HIV/AIDS Video Programming for Latino Youth • Hilary N. Karasz, University of Washington • The purpose of this study is to provide guidelines for improving programming about HIV/AIDS for a specific population of Latino adolescents. A set of programming recommendations was developed from the literature and tested in a series of focus group discussions with Latino teenagers from a San Francisco outreach center. The findings show that teenagers prefer and recommend explicit, detailed information about HIV/AIDS, presented with particular attention to realistic characterization and the male/female relationship.

Like the Sun Piercing the Clouds: Native American Tribal Newspapers and Their Functions • Teresa Trumbly Lamsam, University of Missouri • In a content analysis of news content, three Native American tribal newspapers were examined for the functions of surveillance, correlation, transmission of culture and entertainment. For these three cases, the findings indicate that these tribal newspapers seldom perform an interpretive or propaganda function. Instead, the analysis shows that nearly 90 percent of the time, the common goal of the three newspapers was to keep tribal members informed of activities of the tribal government, elected tribal officials and tribal members.

A Survey of Asian American Journalists: A Look at Their Job-Related Experiences Due to Ethnicity, and a Look at Their Perceptions of Media Coverage of Asian Americans • Virginia Mansfield-Richardson, Penn State • This paper is a survey of 520 members of the Asian American Journalists Association asking about negative and positive experiences they have had as print, radio and television journalists, which they attribute to their ethnic status as Asian Americans. The survey also asks their opinions of how Asian Americans and issues affecting Asian Americans are being covered in the media today. The answers reveal a great deal of anger, passion, resentment, and bitterness, as well as many positive attitudes that there are advantages to being an Asian American in the news business today.

White and Whiter: Television’s Impediments to Inter-Racial Trust • Andrew Rojecki, Indiana • This paper argues that entertainment television erodes social trust between blacks and whites by constricting the range of inter-racial involvement and intimacy. It does so in two ways: structurally by putting blacks and whites in hierarchical relationships that diminish involvement beyond formal role requirements, and symbolically by stripping blacks of a full-range of human emotion by making them allegorical vessels of white virtue.
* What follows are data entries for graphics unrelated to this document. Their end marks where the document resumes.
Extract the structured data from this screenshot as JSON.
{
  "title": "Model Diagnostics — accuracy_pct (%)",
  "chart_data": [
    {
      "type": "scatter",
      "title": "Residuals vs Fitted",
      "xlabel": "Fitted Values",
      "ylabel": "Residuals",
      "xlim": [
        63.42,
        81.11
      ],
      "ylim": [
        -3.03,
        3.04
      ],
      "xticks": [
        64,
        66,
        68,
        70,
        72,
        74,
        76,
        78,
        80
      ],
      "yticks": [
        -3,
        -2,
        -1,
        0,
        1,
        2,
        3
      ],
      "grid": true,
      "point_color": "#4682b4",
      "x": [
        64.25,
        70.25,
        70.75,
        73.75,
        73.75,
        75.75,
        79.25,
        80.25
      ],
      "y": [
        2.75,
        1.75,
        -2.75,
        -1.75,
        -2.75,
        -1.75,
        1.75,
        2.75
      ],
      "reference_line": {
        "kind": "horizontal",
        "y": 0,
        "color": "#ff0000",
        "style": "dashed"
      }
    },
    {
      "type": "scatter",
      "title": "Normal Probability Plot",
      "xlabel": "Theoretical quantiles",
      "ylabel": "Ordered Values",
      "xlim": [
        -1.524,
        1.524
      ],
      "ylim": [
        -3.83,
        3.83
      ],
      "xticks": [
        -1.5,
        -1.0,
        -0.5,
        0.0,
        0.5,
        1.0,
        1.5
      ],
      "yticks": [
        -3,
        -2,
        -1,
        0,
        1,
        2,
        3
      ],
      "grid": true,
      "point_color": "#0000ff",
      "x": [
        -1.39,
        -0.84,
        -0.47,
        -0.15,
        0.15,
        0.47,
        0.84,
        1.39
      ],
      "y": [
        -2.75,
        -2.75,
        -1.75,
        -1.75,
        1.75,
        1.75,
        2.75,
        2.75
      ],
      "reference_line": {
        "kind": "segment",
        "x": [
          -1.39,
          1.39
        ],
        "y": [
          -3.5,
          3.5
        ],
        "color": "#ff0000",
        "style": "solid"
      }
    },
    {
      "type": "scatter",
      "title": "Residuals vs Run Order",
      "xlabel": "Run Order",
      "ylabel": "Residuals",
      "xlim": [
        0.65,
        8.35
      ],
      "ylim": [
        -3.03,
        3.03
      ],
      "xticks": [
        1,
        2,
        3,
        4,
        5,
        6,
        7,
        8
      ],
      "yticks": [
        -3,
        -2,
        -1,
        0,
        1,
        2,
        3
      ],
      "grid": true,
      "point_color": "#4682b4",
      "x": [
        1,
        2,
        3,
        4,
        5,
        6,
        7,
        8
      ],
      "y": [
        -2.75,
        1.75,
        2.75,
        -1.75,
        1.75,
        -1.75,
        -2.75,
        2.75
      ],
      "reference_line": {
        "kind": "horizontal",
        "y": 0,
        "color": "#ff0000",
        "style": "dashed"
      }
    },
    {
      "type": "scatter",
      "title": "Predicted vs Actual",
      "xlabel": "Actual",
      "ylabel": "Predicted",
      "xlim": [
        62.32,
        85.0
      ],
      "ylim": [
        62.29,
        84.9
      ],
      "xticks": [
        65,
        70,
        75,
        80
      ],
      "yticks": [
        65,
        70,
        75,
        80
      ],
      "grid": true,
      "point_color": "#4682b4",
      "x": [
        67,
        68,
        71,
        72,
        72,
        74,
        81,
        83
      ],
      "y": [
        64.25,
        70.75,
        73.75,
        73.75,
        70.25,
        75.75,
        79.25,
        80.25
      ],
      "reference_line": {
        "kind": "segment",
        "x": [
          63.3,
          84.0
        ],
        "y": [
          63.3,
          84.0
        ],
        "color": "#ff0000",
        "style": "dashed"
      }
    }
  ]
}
The project uses the concept of social capital, most recently developed by Robert Putnam, to argue that the store of inter-racial trust depends on horizontal relationships that encourage candor and involvement.

No Racism Here: News Coverage of the Desegregation of the University of Alabama • Jim Sernoe, Midwestern State University • Autherine J. Lucy was one of the first students to enroll at a previously all-white university. Her enrollment at the University of Alabama in February 1956 was very controversial, and after a series of riots and administrative obstacles, Lucy was suspended. Using textual analysis, this paper examines news coverage in the New York Times from February 1956 through March 1957 to determine the frames and themes found in the coverage, concluding that although stereotypes were largely absent, the Times failed to see whites’ racism and blamed most of the problems on Autherine Lucy.

From Yellow Peril through Model Minority to Renewed Yellow Peril • Doobo Shim, University of Wisconsin-Madison • This study is a historical analysis of Asian American portrayals in entertainment media and a contextualization of their meaning in society. The general nature of Asian stereotypes and the racial formation projected in those stereotypes are determined. With the knowledge of this history, the contemporary era’s renewed propensity to depict Asians as illegalists will be understood more clearly.